Se non ci fossero specchi, resterebbero gli occhi a dire ad una donna brutta che è brutta. Gli occhi degli altri sono uno specchio. Sono il giudice che decreta se esistiamo o no. Se siamo belli o brutti.
Possiamo ignorare il giudizio, cercare di esserne indipendenti, ma tutti desideriamo che qualcuno nel mondo si accorga e guardi la nostra bellezza. La ricononosca. Non essere guardati equivale a non essere amati.
Crescere storti, rinchiusi, evitati dallo sguardo degli altri, provoca dolore.

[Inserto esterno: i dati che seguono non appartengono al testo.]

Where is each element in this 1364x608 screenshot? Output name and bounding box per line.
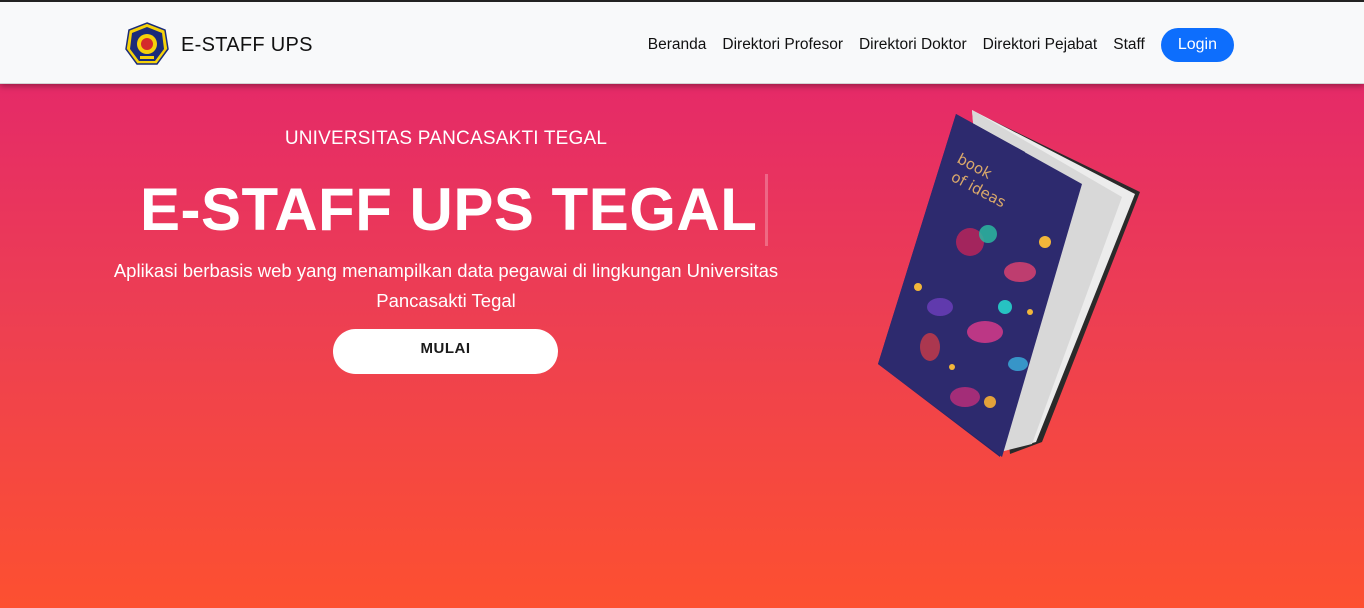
mulai-button[interactable]: MULAI (333, 329, 558, 374)
nav-link-direktori-doktor[interactable]: Direktori Doktor (859, 28, 967, 62)
hero-university-name: UNIVERSITAS PANCASAKTI TEGAL (284, 128, 608, 149)
brand-name[interactable]: E-STAFF UPS (181, 33, 313, 57)
nav-link-staff[interactable]: Staff (1113, 28, 1145, 62)
nav-link-direktori-profesor[interactable]: Direktori Profesor (722, 28, 843, 62)
university-seal-icon[interactable] (124, 22, 170, 68)
hero-description: Aplikasi berbasis web yang menampilkan d… (113, 260, 779, 311)
nav-link-direktori-pejabat[interactable]: Direktori Pejabat (983, 28, 1098, 62)
nav-links: Beranda Direktori Profesor Direktori Dok… (632, 28, 1234, 62)
navbar: E-STAFF UPS Beranda Direktori Profesor D… (0, 0, 1364, 84)
login-button[interactable]: Login (1160, 28, 1234, 62)
nav-link-beranda[interactable]: Beranda (648, 28, 707, 62)
hero-title: E-STAFF UPS TEGAL (140, 174, 769, 246)
hero-section: UNIVERSITAS PANCASAKTI TEGAL E-STAFF UPS… (0, 84, 1364, 608)
book-of-ideas-illustration: book of ideas (878, 110, 1140, 457)
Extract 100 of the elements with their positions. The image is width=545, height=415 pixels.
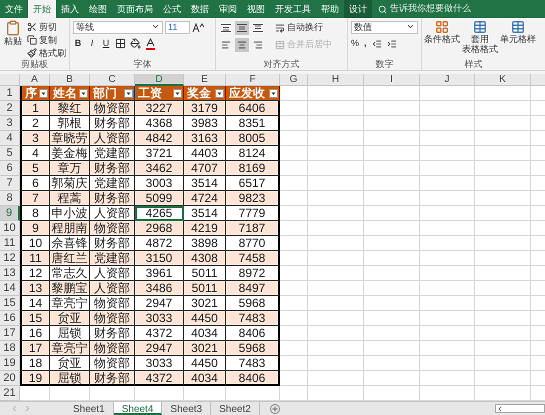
sheet-tab[interactable]: Sheet4 — [114, 402, 162, 415]
ribbon-tab[interactable]: 开发工具 — [270, 0, 316, 18]
table-cell: 3021 — [184, 296, 226, 311]
font-size-field[interactable]: 11 — [165, 21, 190, 34]
comma-button[interactable]: , — [364, 37, 367, 50]
row-header[interactable]: 1 — [0, 86, 20, 101]
row-header[interactable]: 15 — [0, 296, 20, 311]
italic-button[interactable]: I — [87, 37, 97, 50]
number-format-field[interactable]: 数值 — [351, 21, 418, 34]
sheet-tab[interactable]: Sheet2 — [211, 402, 260, 415]
table-cell: 12 — [20, 266, 50, 281]
ribbon-tab[interactable]: 设计 — [344, 0, 372, 18]
empty-cell — [308, 101, 364, 116]
column-header[interactable]: J — [420, 74, 475, 86]
table-cell: 6406 — [226, 101, 280, 116]
column-header[interactable]: I — [364, 74, 420, 86]
table-cell: 11 — [20, 251, 50, 266]
empty-cell — [308, 356, 364, 371]
row-header[interactable]: 7 — [0, 176, 20, 191]
table-format-button[interactable]: 套用 表格格式 — [462, 20, 498, 54]
filter-dropdown-icon[interactable] — [215, 89, 224, 98]
row-header[interactable]: 14 — [0, 281, 20, 296]
table-cell: 7483 — [226, 356, 280, 371]
filter-dropdown-icon[interactable] — [173, 89, 182, 98]
table-cell: 8972 — [226, 266, 280, 281]
table-cell: 8406 — [226, 326, 280, 341]
table-cell: 8770 — [226, 236, 280, 251]
paste-button[interactable]: 粘贴 — [2, 20, 24, 58]
tell-me-field[interactable]: 告诉我你想要做什么 — [390, 2, 471, 16]
row-header[interactable]: 10 — [0, 221, 20, 236]
horizontal-align-button[interactable] — [235, 38, 249, 52]
ribbon-tab[interactable]: 数据 — [186, 0, 214, 18]
ribbon-tab[interactable]: 文件 — [0, 0, 28, 18]
column-header[interactable]: G — [280, 74, 308, 86]
search-icon — [378, 4, 387, 14]
add-sheet-icon[interactable] — [270, 404, 280, 414]
empty-cell — [420, 296, 475, 311]
scroll-left-icon[interactable] — [496, 404, 504, 412]
row-header[interactable]: 8 — [0, 191, 20, 206]
horizontal-scrollbar[interactable] — [495, 404, 545, 413]
table-cell: 4034 — [184, 371, 226, 386]
filter-dropdown-icon[interactable] — [269, 89, 278, 98]
row-header[interactable]: 5 — [0, 146, 20, 161]
ribbon-tab[interactable]: 页面布局 — [112, 0, 158, 18]
row-header[interactable]: 18 — [0, 341, 20, 356]
sheet-tab[interactable]: Sheet3 — [162, 402, 212, 415]
ribbon-tab[interactable]: 插入 — [56, 0, 84, 18]
table-cell: 3462 — [135, 161, 184, 176]
table-cell: 屈锁 — [50, 326, 90, 341]
table-cell: 5011 — [184, 281, 226, 296]
row-header[interactable]: 6 — [0, 161, 20, 176]
cut-button[interactable]: 剪切 — [27, 20, 66, 33]
copy-button[interactable]: 复制 — [27, 33, 66, 46]
vertical-align-button[interactable] — [235, 21, 249, 35]
percent-button[interactable]: % — [351, 37, 360, 50]
bold-button[interactable]: B — [73, 37, 83, 50]
row-header[interactable]: 19 — [0, 356, 20, 371]
table-cell: 1 — [20, 101, 50, 116]
column-header[interactable]: D — [135, 74, 184, 86]
empty-cell — [420, 101, 475, 116]
row-header[interactable]: 9 — [0, 206, 20, 221]
ribbon-tab[interactable]: 开始 — [28, 0, 56, 18]
row-header[interactable]: 13 — [0, 266, 20, 281]
font-name-field[interactable]: 等线 — [73, 21, 163, 34]
vertical-align-button[interactable] — [219, 21, 233, 35]
row-header[interactable]: 11 — [0, 236, 20, 251]
wrap-text-button[interactable]: 自动换行 — [275, 21, 323, 35]
increase-decimal-icon — [386, 38, 397, 49]
row-header[interactable]: 16 — [0, 311, 20, 326]
ribbon-tab[interactable]: 审阅 — [214, 0, 242, 18]
conditional-format-button[interactable]: 条件格式 — [424, 20, 460, 44]
row-header[interactable]: 2 — [0, 101, 20, 116]
empty-cell — [364, 146, 420, 161]
ribbon-tab[interactable]: 帮助 — [316, 0, 344, 18]
ribbon-tab[interactable]: 绘图 — [84, 0, 112, 18]
row-header[interactable]: 4 — [0, 131, 20, 146]
table-cell: 财务部 — [90, 161, 135, 176]
format-painter-button[interactable]: 格式刷 — [27, 46, 66, 59]
empty-cell — [364, 356, 420, 371]
filter-dropdown-icon[interactable] — [124, 89, 133, 98]
empty-cell — [420, 341, 475, 356]
table-cell: 黎红 — [50, 101, 90, 116]
column-header[interactable]: K — [475, 74, 531, 86]
ribbon-tab[interactable]: 公式 — [158, 0, 186, 18]
table-cell: 人资部 — [90, 206, 135, 221]
underline-button[interactable]: U — [101, 37, 111, 50]
table-cell: 7 — [20, 191, 50, 206]
row-header[interactable]: 12 — [0, 251, 20, 266]
row-header[interactable]: 17 — [0, 326, 20, 341]
filter-dropdown-icon[interactable] — [79, 89, 88, 98]
row-header[interactable]: 21 — [0, 386, 20, 401]
vertical-align-button[interactable] — [251, 21, 265, 35]
group-label: 数字 — [374, 59, 394, 70]
row-header[interactable]: 3 — [0, 116, 20, 131]
row-header[interactable]: 20 — [0, 371, 20, 386]
table-cell: 10 — [20, 236, 50, 251]
filter-dropdown-icon[interactable] — [39, 89, 48, 98]
cell-styles-button[interactable]: 单元格样 — [500, 20, 536, 44]
column-header[interactable]: H — [308, 74, 364, 86]
ribbon-tab[interactable]: 视图 — [242, 0, 270, 18]
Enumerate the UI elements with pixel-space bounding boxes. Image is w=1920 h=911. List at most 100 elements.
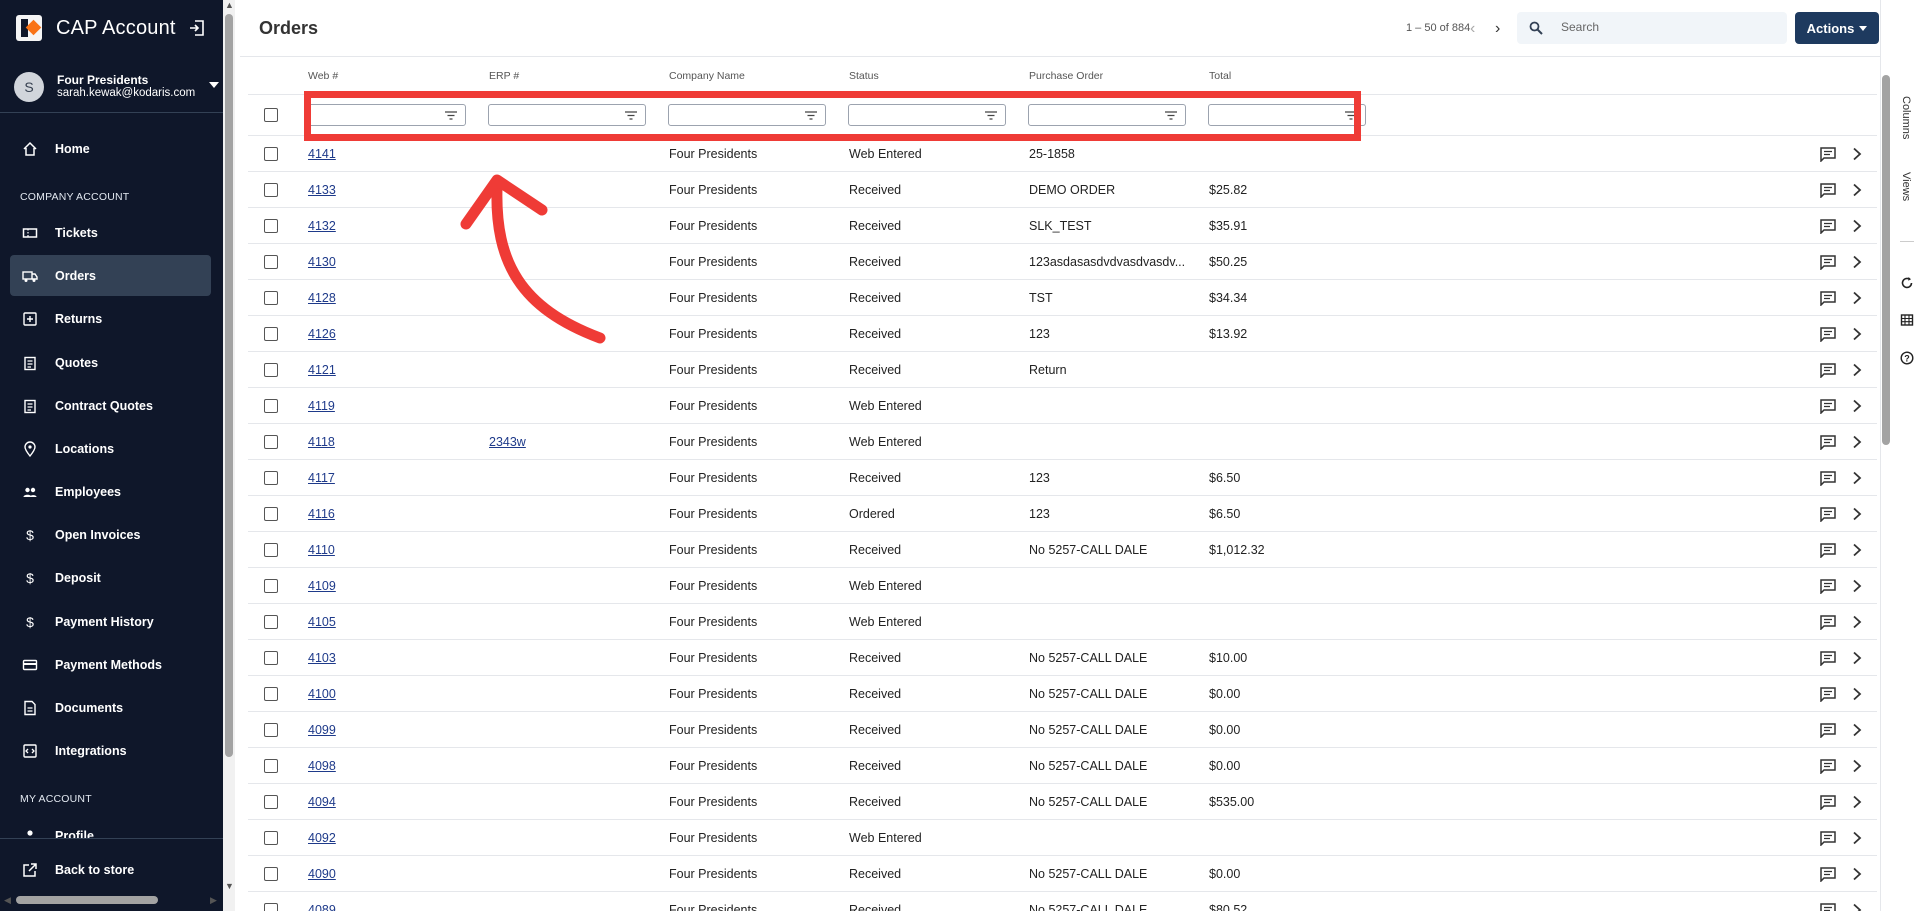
table-row[interactable]: 4126 Four Presidents Received 123 $13.92 bbox=[248, 316, 1877, 352]
comment-icon[interactable] bbox=[1820, 291, 1836, 306]
column-header-company[interactable]: Company Name bbox=[669, 70, 745, 82]
table-row[interactable]: 4141 Four Presidents Web Entered 25-1858 bbox=[248, 136, 1877, 172]
comment-icon[interactable] bbox=[1820, 795, 1836, 810]
comment-icon[interactable] bbox=[1820, 507, 1836, 522]
comment-icon[interactable] bbox=[1820, 399, 1836, 414]
comment-icon[interactable] bbox=[1820, 759, 1836, 774]
row-checkbox[interactable] bbox=[264, 903, 278, 911]
row-checkbox[interactable] bbox=[264, 219, 278, 233]
filter-purchase-order[interactable] bbox=[1028, 104, 1186, 126]
table-row[interactable]: 4118 2343w Four Presidents Web Entered bbox=[248, 424, 1877, 460]
row-checkbox[interactable] bbox=[264, 687, 278, 701]
row-checkbox[interactable] bbox=[264, 147, 278, 161]
table-row[interactable]: 4090 Four Presidents Received No 5257-CALL … bbox=[248, 856, 1877, 892]
filter-web[interactable] bbox=[308, 104, 466, 126]
comment-icon[interactable] bbox=[1820, 219, 1836, 234]
search-box[interactable] bbox=[1517, 12, 1787, 44]
comment-icon[interactable] bbox=[1820, 183, 1836, 198]
row-checkbox[interactable] bbox=[264, 759, 278, 773]
row-checkbox[interactable] bbox=[264, 543, 278, 557]
cell-web[interactable]: 4117 bbox=[308, 471, 335, 485]
table-row[interactable]: 4119 Four Presidents Web Entered bbox=[248, 388, 1877, 424]
chevron-right-icon[interactable] bbox=[1852, 831, 1862, 845]
brand[interactable]: CAP Account bbox=[16, 14, 176, 42]
sidebar-scrollbar[interactable] bbox=[225, 14, 233, 757]
sidebar-item-returns[interactable]: Returns bbox=[10, 298, 211, 339]
filter-company[interactable] bbox=[668, 104, 826, 126]
filter-total[interactable] bbox=[1208, 104, 1366, 126]
cell-web[interactable]: 4105 bbox=[308, 615, 336, 629]
table-row[interactable]: 4098 Four Presidents Received No 5257-CALL … bbox=[248, 748, 1877, 784]
grid-scrollbar[interactable] bbox=[1882, 75, 1890, 445]
comment-icon[interactable] bbox=[1820, 723, 1836, 738]
sidebar-item-integrations[interactable]: Integrations bbox=[10, 730, 211, 771]
chevron-right-icon[interactable] bbox=[1852, 543, 1862, 557]
row-checkbox[interactable] bbox=[264, 399, 278, 413]
chevron-right-icon[interactable] bbox=[1852, 399, 1862, 413]
table-row[interactable]: 4110 Four Presidents Received No 5257-CALL … bbox=[248, 532, 1877, 568]
cell-web[interactable]: 4090 bbox=[308, 867, 336, 881]
cell-web[interactable]: 4092 bbox=[308, 831, 336, 845]
comment-icon[interactable] bbox=[1820, 435, 1836, 450]
cell-web[interactable]: 4130 bbox=[308, 255, 336, 269]
cell-web[interactable]: 4118 bbox=[308, 435, 335, 449]
comment-icon[interactable] bbox=[1820, 867, 1836, 882]
table-row[interactable]: 4133 Four Presidents Received DEMO ORDER $25… bbox=[248, 172, 1877, 208]
back-to-store-link[interactable]: Back to store bbox=[10, 849, 211, 890]
chevron-right-icon[interactable] bbox=[1852, 795, 1862, 809]
comment-icon[interactable] bbox=[1820, 327, 1836, 342]
column-header-status[interactable]: Status bbox=[849, 70, 879, 82]
cell-erp[interactable]: 2343w bbox=[489, 435, 526, 449]
chevron-right-icon[interactable] bbox=[1852, 327, 1862, 341]
comment-icon[interactable] bbox=[1820, 651, 1836, 666]
chevron-left-icon[interactable]: ‹ bbox=[1470, 20, 1475, 38]
table-row[interactable]: 4130 Four Presidents Received 123asdasasdvd… bbox=[248, 244, 1877, 280]
row-checkbox[interactable] bbox=[264, 831, 278, 845]
cell-web[interactable]: 4094 bbox=[308, 795, 336, 809]
sidebar-item-payment-history[interactable]: $ Payment History bbox=[10, 601, 211, 642]
filter-erp[interactable] bbox=[488, 104, 646, 126]
row-checkbox[interactable] bbox=[264, 651, 278, 665]
sidebar-item-deposit[interactable]: $ Deposit bbox=[10, 557, 211, 598]
sidebar-item-orders[interactable]: Orders bbox=[10, 255, 211, 296]
scroll-up-arrow-icon[interactable]: ▲ bbox=[225, 0, 234, 10]
comment-icon[interactable] bbox=[1820, 363, 1836, 378]
table-row[interactable]: 4092 Four Presidents Web Entered bbox=[248, 820, 1877, 856]
cell-web[interactable]: 4128 bbox=[308, 291, 336, 305]
row-checkbox[interactable] bbox=[264, 183, 278, 197]
chevron-right-icon[interactable] bbox=[1852, 723, 1862, 737]
table-row[interactable]: 4132 Four Presidents Received SLK_TEST $35.9… bbox=[248, 208, 1877, 244]
row-checkbox[interactable] bbox=[264, 507, 278, 521]
table-row[interactable]: 4128 Four Presidents Received TST $34.34 bbox=[248, 280, 1877, 316]
table-row[interactable]: 4089 Four Presidents Received No 5257-CALL … bbox=[248, 892, 1877, 911]
sidebar-item-quotes[interactable]: Quotes bbox=[10, 342, 211, 383]
chevron-right-icon[interactable] bbox=[1852, 903, 1862, 911]
column-header-purchase-order[interactable]: Purchase Order bbox=[1029, 70, 1103, 82]
search-input[interactable] bbox=[1561, 20, 1771, 34]
views-panel-tab[interactable]: Views bbox=[1900, 172, 1912, 201]
cell-web[interactable]: 4126 bbox=[308, 327, 336, 341]
cell-web[interactable]: 4099 bbox=[308, 723, 336, 737]
cell-web[interactable]: 4141 bbox=[308, 147, 336, 161]
logout-icon[interactable] bbox=[188, 19, 206, 37]
chevron-right-icon[interactable] bbox=[1852, 147, 1862, 161]
cell-web[interactable]: 4110 bbox=[308, 543, 335, 557]
sidebar-item-locations[interactable]: Locations bbox=[10, 428, 211, 469]
chevron-right-icon[interactable] bbox=[1852, 291, 1862, 305]
cell-web[interactable]: 4119 bbox=[308, 399, 335, 413]
comment-icon[interactable] bbox=[1820, 147, 1836, 162]
cell-web[interactable]: 4089 bbox=[308, 903, 336, 911]
row-checkbox[interactable] bbox=[264, 795, 278, 809]
table-row[interactable]: 4103 Four Presidents Received No 5257-CALL … bbox=[248, 640, 1877, 676]
sidebar-item-open-invoices[interactable]: $ Open Invoices bbox=[10, 514, 211, 555]
sidebar-item-contract-quotes[interactable]: Contract Quotes bbox=[10, 385, 211, 426]
comment-icon[interactable] bbox=[1820, 615, 1836, 630]
row-checkbox[interactable] bbox=[264, 615, 278, 629]
chevron-right-icon[interactable] bbox=[1852, 507, 1862, 521]
filter-status[interactable] bbox=[848, 104, 1006, 126]
user-menu[interactable]: S Four Presidents sarah.kewak@kodaris.co… bbox=[14, 70, 219, 104]
chevron-right-icon[interactable] bbox=[1852, 579, 1862, 593]
cell-web[interactable]: 4121 bbox=[308, 363, 336, 377]
chevron-right-icon[interactable] bbox=[1852, 651, 1862, 665]
table-row[interactable]: 4116 Four Presidents Ordered 123 $6.50 bbox=[248, 496, 1877, 532]
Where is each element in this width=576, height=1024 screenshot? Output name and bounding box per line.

Ma la possibilità di trasformare il dolore genera a volte una nuova inaspettata bellezza.
La bellezza della musica, della poesia, la bellezza che sta nelle mani di questa bambina brutta. L’atto scandaloso di una bellezza che ha bisogno di orecchie e di anima per essere vista, più che di occhi.
Questa storia sfida il tempo in cui è stata scritta: un’epoca in cui l’apparire ha seppellito l’essere, in cui “photoshoppare” visi e corpi è la regola che si impone per correggere e falsificare ogni minima imperfezione del corpo umano.
Mettere in scena la bruttezza come metafora, conservarne il mistero, non banalizzarlo rendendo realisticamente “mostruosa” la protagonista, è un compito non piccolo poiché tutto quello che accade nel romanzo di Mariapia Veladiano e nella efficace riduzione teatrale di Maura Del Serra, ruota intorno a questa condizione.
La letteratura e la poesia possono far vedere solo dicendo, il teatro deve far vedere anche agli occhi. L’invenzione della bruttezza sarà dunque il nostro punto di partenza, il cambio dello sguardo del pubblico alla fine del racconto; ci auguriamo sia il punto di arrivo.